Use libraries such as matplotlib to visualize data analysis results in order to better understand users' purchase preferences and purchase frequency. Here is a sample code for data visualization:

import matplotlib.pyplot as plt  
  
# 绘制条形图展示不同类别的销售总额  
plt.bar(grouped_df.index, grouped_df['sales'].sum())  
plt.xlabel('Category')  
plt.ylabel('Sales Total')  
plt.show()  
  
# 绘制直方图展示价格的分布情况  
plt.hist(df['price'], bins=20)  
plt.xlabel('Price')  
plt.ylabel('Frequency')  
plt.show()

V. Summary

The pandas library has many advantages in data analysis and processing, including ease of use, powerful functions, high efficiency and stability, etc.
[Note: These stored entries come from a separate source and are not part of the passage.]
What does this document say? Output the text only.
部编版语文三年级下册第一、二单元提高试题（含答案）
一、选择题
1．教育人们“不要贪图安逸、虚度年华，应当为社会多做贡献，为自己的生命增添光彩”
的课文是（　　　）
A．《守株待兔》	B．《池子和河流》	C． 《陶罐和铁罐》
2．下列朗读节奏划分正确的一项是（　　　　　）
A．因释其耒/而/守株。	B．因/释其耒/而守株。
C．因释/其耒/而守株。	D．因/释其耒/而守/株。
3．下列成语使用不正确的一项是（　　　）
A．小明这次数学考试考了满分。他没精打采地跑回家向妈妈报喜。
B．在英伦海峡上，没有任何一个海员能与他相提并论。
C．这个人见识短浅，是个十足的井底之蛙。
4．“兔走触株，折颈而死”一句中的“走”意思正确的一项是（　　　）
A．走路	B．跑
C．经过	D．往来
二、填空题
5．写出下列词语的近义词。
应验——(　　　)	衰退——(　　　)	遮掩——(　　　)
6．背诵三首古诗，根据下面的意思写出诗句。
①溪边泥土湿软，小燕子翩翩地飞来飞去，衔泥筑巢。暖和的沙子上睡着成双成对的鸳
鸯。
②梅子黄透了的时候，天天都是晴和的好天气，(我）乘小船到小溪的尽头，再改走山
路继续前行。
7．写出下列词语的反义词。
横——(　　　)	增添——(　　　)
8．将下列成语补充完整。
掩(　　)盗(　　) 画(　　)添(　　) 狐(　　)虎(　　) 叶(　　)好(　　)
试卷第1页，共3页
Through the introduction of this article, readers can understand the basic concepts, basic knowledge, advanced features and practical cases of pandas. When using pandas for data analysis, mastering these basic concepts and operation methods can greatly improve work efficiency and accuracy of data analysis. At the same time, combined with actual cases, it can help readers better understand the application scenarios and actual effects of pandas. In short, pandas is a very practical data analysis library, which is of great significance to professionals such as data analysts and data scientists.